The song was written by Bob McDill, a prolific songwriter who has written more than 30 number-one hits for various artists. McDill got the inspiration for the song from a 1978 movie called “California Suite”, written by Neil Simon. In the movie, there is a scene where a character played by Alan Alda tells his wife, played by Jane Fonda, not to close her eyes when they make love, because he thinks she is imagining someone else.

The song tells the story of a man who is in love with a woman who is still hung up on her ex. He begs her not to close her eyes when they are together, because he fears she is fantasizing about him. He asks her to let go of the past and give him a chance to show her more love than she has ever known.

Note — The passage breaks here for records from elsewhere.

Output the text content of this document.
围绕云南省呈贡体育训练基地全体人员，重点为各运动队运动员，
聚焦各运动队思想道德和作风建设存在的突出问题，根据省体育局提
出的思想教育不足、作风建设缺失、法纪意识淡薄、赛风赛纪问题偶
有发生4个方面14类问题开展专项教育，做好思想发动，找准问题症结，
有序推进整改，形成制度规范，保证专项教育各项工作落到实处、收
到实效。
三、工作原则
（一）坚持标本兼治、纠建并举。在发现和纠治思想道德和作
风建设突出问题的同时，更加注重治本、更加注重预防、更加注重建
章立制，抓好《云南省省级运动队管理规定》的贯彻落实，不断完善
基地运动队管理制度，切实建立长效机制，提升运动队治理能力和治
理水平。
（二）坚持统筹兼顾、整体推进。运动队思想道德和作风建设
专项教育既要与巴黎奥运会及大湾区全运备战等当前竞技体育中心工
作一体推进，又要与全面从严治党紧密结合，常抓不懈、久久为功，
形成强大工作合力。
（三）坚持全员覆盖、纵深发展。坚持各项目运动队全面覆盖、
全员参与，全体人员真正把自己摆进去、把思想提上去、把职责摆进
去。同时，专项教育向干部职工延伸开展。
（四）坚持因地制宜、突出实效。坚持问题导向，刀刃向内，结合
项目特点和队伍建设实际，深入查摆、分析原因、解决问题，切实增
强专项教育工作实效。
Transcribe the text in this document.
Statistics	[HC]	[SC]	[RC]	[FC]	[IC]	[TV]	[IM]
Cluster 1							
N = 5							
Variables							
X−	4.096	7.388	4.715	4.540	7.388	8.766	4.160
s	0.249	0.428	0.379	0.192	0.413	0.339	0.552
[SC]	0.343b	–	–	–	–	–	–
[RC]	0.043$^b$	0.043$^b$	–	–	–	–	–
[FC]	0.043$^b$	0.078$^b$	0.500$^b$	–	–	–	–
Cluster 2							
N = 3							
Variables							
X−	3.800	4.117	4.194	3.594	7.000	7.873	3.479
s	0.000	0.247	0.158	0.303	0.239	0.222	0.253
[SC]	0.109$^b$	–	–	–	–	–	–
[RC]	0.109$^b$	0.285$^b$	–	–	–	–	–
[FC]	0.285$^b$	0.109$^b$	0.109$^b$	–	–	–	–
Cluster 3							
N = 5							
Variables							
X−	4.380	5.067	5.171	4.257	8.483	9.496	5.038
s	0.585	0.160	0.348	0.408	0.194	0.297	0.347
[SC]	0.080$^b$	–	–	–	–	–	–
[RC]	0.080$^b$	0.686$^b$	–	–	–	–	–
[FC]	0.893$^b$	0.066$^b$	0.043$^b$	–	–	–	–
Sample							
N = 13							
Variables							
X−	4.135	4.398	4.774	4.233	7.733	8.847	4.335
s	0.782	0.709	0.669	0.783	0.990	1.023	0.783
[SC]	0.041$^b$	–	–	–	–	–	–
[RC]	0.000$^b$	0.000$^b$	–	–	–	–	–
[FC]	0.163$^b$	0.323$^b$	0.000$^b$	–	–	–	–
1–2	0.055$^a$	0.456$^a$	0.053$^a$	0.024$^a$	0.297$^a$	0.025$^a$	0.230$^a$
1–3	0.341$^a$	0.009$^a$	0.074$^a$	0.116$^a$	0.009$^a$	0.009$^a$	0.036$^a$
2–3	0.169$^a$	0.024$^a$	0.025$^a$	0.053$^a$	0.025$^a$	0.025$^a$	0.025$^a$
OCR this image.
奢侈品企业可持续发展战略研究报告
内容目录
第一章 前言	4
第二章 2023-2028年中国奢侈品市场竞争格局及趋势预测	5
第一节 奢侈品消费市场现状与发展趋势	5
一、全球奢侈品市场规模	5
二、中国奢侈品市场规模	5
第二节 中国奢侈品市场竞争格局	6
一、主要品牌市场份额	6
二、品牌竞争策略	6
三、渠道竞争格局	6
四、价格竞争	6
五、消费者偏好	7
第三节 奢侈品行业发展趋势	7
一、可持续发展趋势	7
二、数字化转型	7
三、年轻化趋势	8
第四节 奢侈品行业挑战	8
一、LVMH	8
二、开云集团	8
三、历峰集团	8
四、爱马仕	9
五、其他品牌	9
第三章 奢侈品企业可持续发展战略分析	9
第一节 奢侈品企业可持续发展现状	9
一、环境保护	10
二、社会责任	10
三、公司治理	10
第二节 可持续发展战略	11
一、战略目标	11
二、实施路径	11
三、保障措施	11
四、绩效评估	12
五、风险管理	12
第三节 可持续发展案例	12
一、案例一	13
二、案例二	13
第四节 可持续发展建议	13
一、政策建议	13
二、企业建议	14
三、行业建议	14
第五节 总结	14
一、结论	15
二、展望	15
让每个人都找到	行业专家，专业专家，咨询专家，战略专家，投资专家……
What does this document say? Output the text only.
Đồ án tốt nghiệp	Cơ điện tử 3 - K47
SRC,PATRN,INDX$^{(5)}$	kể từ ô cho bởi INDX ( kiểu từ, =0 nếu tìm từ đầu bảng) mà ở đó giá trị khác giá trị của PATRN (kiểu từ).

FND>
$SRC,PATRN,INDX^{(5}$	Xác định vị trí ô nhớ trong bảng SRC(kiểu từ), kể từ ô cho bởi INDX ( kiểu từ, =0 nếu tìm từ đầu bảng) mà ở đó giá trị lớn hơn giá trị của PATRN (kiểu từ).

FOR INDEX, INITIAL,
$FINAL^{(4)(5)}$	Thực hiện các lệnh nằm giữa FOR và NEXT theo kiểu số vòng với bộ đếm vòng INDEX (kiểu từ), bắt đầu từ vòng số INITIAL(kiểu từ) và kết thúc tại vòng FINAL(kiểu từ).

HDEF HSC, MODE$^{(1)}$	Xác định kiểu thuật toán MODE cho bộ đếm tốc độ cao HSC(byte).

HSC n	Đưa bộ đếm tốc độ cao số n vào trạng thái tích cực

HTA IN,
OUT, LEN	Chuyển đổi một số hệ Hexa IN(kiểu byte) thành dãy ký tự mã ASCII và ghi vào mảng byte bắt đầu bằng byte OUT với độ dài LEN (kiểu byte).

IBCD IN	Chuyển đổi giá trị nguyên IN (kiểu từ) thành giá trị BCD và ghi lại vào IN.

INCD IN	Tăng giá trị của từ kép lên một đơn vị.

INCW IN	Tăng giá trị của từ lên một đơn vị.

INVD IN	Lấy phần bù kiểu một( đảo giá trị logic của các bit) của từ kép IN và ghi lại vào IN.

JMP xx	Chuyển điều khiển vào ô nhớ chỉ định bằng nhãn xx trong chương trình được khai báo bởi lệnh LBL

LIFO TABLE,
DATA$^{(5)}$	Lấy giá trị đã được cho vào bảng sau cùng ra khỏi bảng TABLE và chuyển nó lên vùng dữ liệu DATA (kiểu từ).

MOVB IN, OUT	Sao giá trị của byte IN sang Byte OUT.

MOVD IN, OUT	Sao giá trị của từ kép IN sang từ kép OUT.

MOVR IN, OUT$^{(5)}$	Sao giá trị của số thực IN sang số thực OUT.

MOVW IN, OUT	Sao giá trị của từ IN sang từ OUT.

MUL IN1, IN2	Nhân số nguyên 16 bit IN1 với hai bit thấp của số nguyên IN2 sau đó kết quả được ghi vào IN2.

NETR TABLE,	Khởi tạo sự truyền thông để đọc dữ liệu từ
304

The song is considered one of Keith Whitley’s signature songs, and one of the most emotional and powerful ballads in country music history. Whitley’s soulful and heartfelt vocals convey the pain and desperation of the narrator, as well as his hope and determination to win her over.

Whitley recorded the song in 1987, with Garth Fundis as the producer. The song features acoustic guitar, piano, steel guitar, and strings. It has a slow tempo and a simple melody that emphasizes Whitley’s voice.

The song was well received by critics and fans alike, and it helped establish Whitley as one of the leading voices of the new traditionalist movement in country music. The song also earned him several awards and nominations, including a Grammy nomination for Best Male Country Vocal Performance.

Unfortunately, Whitley did not live long enough to enjoy the full success of his career. He died on May 9, 1989, at the age of 33, from alcohol poisoning. His death shocked and saddened the country music community, and left a lasting legacy on the genre.

The song has been covered by many artists over the years, including Alan Jackson, Kellie Pickler, Garth Brooks, and Kxng Crooked. It remains one of the most popular and beloved songs in country music, and a testament to Whitley’s talent and influence.